Federal Circuit rules: Patent Trial and Appeal Board (PTAB) decisions that inter partes review (IPR) petitions are timely are appealableJanuary 11, 2018
By: Katie Bates
In a 9-4 decision on Monday, the Federal Circuit Court of Appeals rules that a Patent Trial and Appeal Board (PTAB) decision that an inter partes review petition was timely filed is appealable.
(The case is Wi-Fi One LLC v. Broadcom Corp., Case No. 15-1944, and a copy of the opinion is available here.)
The America Invents Act ("AIA") provides for inter partes review only if the petition requesting review is filed within one year after the petitioner (or a company with which it has a legal relationship) is served with a complaint alleging infringement. 35 U.S.C. § 315(b). Specifically, that limit is placed on the Board's ability to institute inter partes review.
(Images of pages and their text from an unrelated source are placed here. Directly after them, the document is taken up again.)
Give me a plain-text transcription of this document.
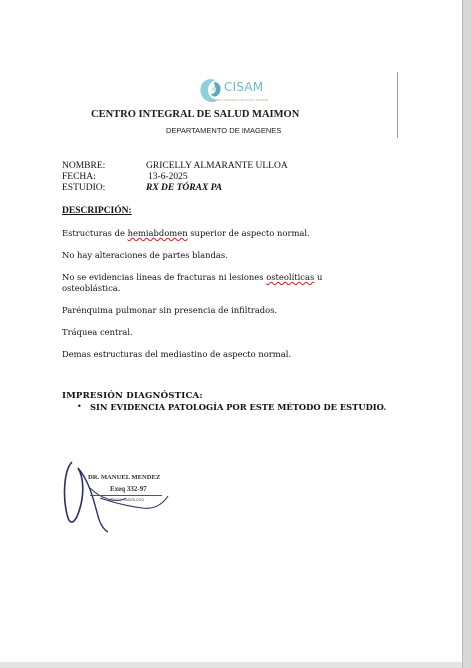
CISAM
CENTRO INTEGRAL DE SALUD MAIMON
CENTRO INTEGRAL DE SALUD MAIMON
DEPARTAMENTO DE IMAGENES
NOMBRE:	GRICELLY ALMARANTE ULLOA
FECHA:	13-6-2025
ESTUDIO:	RX DE TÓRAX PA
DESCRIPCIÓN:
Estructuras de hemiabdomen superior de aspecto normal.
No hay alteraciones de partes blandas.
No se evidencias líneas de fracturas ni lesiones osteolíticas u osteoblástica.
Parénquima pulmonar sin presencia de infiltrados.
Tráquea central.
Demas estructuras del mediastino de aspecto normal.
IMPRESIÓN DIAGNÓSTICA:
• SIN EVIDENCIA PATOLOGÍA POR ESTE MÉTODO DE ESTUDIO.
DR. MANUEL MENDEZ
Exeq 332-97
MÉDICO RADIÓLOGO
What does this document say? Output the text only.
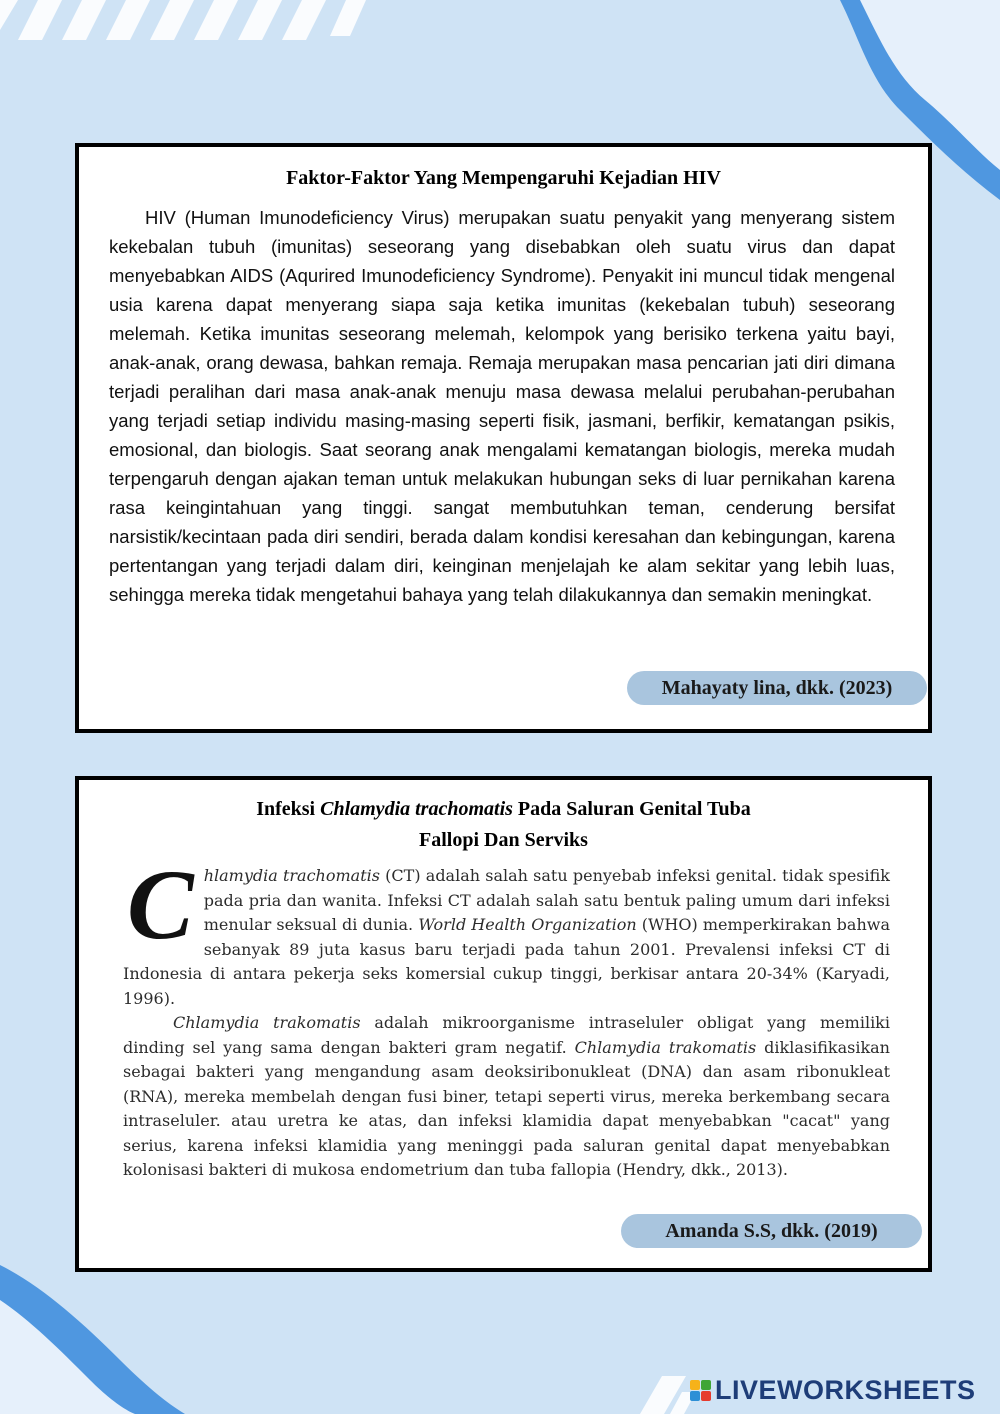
Faktor-Faktor Yang Mempengaruhi Kejadian HIV

HIV (Human Imunodeficiency Virus) merupakan suatu penyakit yang menyerang sistem kekebalan tubuh (imunitas) seseorang yang disebabkan oleh suatu virus dan dapat menyebabkan AIDS (Aqurired Imunodeficiency Syndrome). Penyakit ini muncul tidak mengenal usia karena dapat menyerang siapa saja ketika imunitas (kekebalan tubuh) seseorang melemah. Ketika imunitas seseorang melemah, kelompok yang berisiko terkena yaitu bayi, anak-anak, orang dewasa, bahkan remaja. Remaja merupakan masa pencarian jati diri dimana terjadi peralihan dari masa anak-anak menuju masa dewasa melalui perubahan-perubahan yang terjadi setiap individu masing-masing seperti fisik, jasmani, berfikir, kematangan psikis, emosional, dan biologis. Saat seorang anak mengalami kematangan biologis, mereka mudah terpengaruh dengan ajakan teman untuk melakukan hubungan seks di luar pernikahan karena rasa keingintahuan yang tinggi. sangat membutuhkan teman, cenderung bersifat narsistik/kecintaan pada diri sendiri, berada dalam kondisi keresahan dan kebingungan, karena pertentangan yang terjadi dalam diri, keinginan menjelajah ke alam sekitar yang lebih luas, sehingga mereka tidak mengetahui bahaya yang telah dilakukannya dan semakin meningkat.

Mahayaty lina, dkk. (2023)
Infeksi Chlamydia trachomatis Pada Saluran Genital Tuba
Fallopi Dan Serviks
C hlamydia trachomatis (CT) adalah salah satu penyebab infeksi genital. tidak spesifik pada pria dan wanita. Infeksi CT adalah salah satu bentuk paling umum dari infeksi menular seksual di dunia. World Health Organization (WHO) memperkirakan bahwa sebanyak 89 juta kasus baru terjadi pada tahun 2001. Prevalensi infeksi CT di Indonesia di antara pekerja seks komersial cukup tinggi, berkisar antara 20-34% (Karyadi, 1996).

Chlamydia trakomatis adalah mikroorganisme intraseluler obligat yang memiliki dinding sel yang sama dengan bakteri gram negatif. Chlamydia trakomatis diklasifikasikan sebagai bakteri yang mengandung asam deoksiribonukleat (DNA) dan asam ribonukleat (RNA), mereka membelah dengan fusi biner, tetapi seperti virus, mereka berkembang secara intraseluler. atau uretra ke atas, dan infeksi klamidia dapat menyebabkan "cacat" yang serius, karena infeksi klamidia yang meninggi pada saluran genital dapat menyebabkan kolonisasi bakteri di mukosa endometrium dan tuba fallopia (Hendry, dkk., 2013).

Amanda S.S, dkk. (2019)
LIVEWORKSHEETS
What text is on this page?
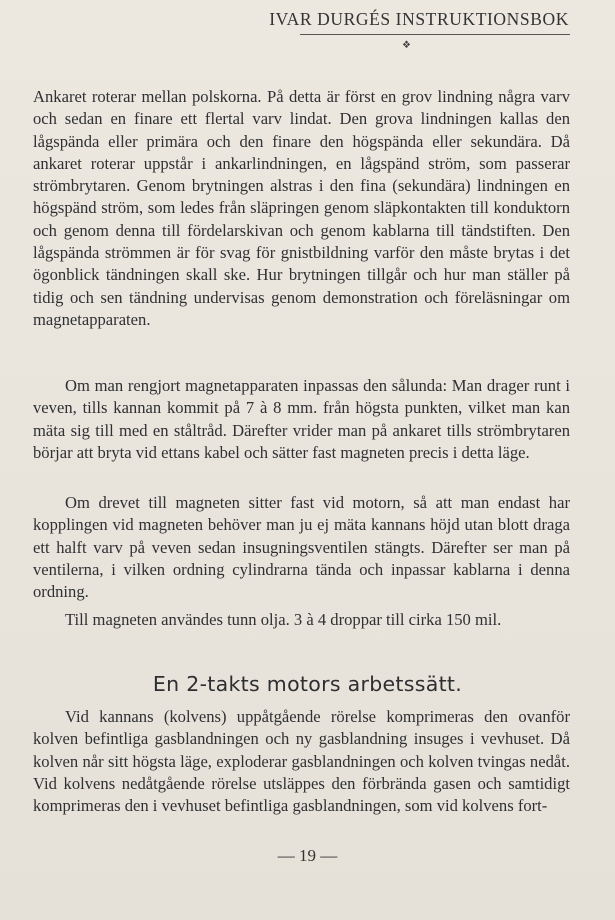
IVAR DURGÉS INSTRUKTIONSBOK
❖

Ankaret roterar mellan polskorna. På detta är först en grov lindning några varv och sedan en finare ett flertal varv lindat. Den grova lindningen kallas den lågspända eller primära och den finare den högspända eller sekundära. Då ankaret roterar uppstår i ankarlindningen, en lågspänd ström, som passerar strömbrytaren. Genom brytningen alstras i den fina (sekundära) lindningen en högspänd ström, som ledes från släpringen genom släpkontakten till konduktorn och genom denna till fördelarskivan och genom kablarna till tändstiften. Den lågspända strömmen är för svag för gnistbildning varför den måste brytas i det ögonblick tändningen skall ske. Hur brytningen tillgår och hur man ställer på tidig och sen tändning undervisas genom demonstration och föreläsningar om magnetapparaten.

Om man rengjort magnetapparaten inpassas den sålunda: Man drager runt i veven, tills kannan kommit på 7 à 8 mm. från högsta punkten, vilket man kan mäta sig till med en ståltråd. Därefter vrider man på ankaret tills strömbrytaren börjar att bryta vid ettans kabel och sätter fast magneten precis i detta läge.

Om drevet till magneten sitter fast vid motorn, så att man endast har kopplingen vid magneten behöver man ju ej mäta kannans höjd utan blott draga ett halft varv på veven sedan insugningsventilen stängts. Därefter ser man på ventilerna, i vilken ordning cylindrarna tända och inpassar kablarna i denna ordning.

Till magneten användes tunn olja. 3 à 4 droppar till cirka 150 mil.

En 2-takts motors arbetssätt.

Vid kannans (kolvens) uppåtgående rörelse komprimeras den ovanför kolven befintliga gasblandningen och ny gasblandning insuges i vevhuset. Då kolven når sitt högsta läge, exploderar gasblandningen och kolven tvingas nedåt. Vid kolvens nedåtgående rörelse utsläppes den förbrända gasen och samtidigt komprimeras den i vevhuset befintliga gasblandningen, som vid kolvens fort-

— 19 —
Identifying this time-bar as a "statutory limit on [the Board]'s authority to act," the Federal Circuit stated that the time-bar-related decision to institute "is precisely the type of issue that courts have historically reviewed" and that is properly reviewed by this court. The Court's decision was based on "the strong presumption in favor of judicial review of agency actions" and the need for "clear and convincing indication of ... congressional intent" to overcome that presumption, which it did not find.
A strong dissent, focused on the AIA's provision that provides, "whether to institute an inter partes review under this section shall be final and nonappealable," § 314(d), was written by Judge Hughes and joined by Judges Lourie, Bryson, and Dyk.
The Court's decision overturns the prior panel decision in Achates Reference Publishing, Inc. v. Apple Inc., 803 F.3d 652, 658 (Fed. Cir. 2015), which held in the affirmative that a § 315(b) time-bar determination is final and nonappealable under § 314(d).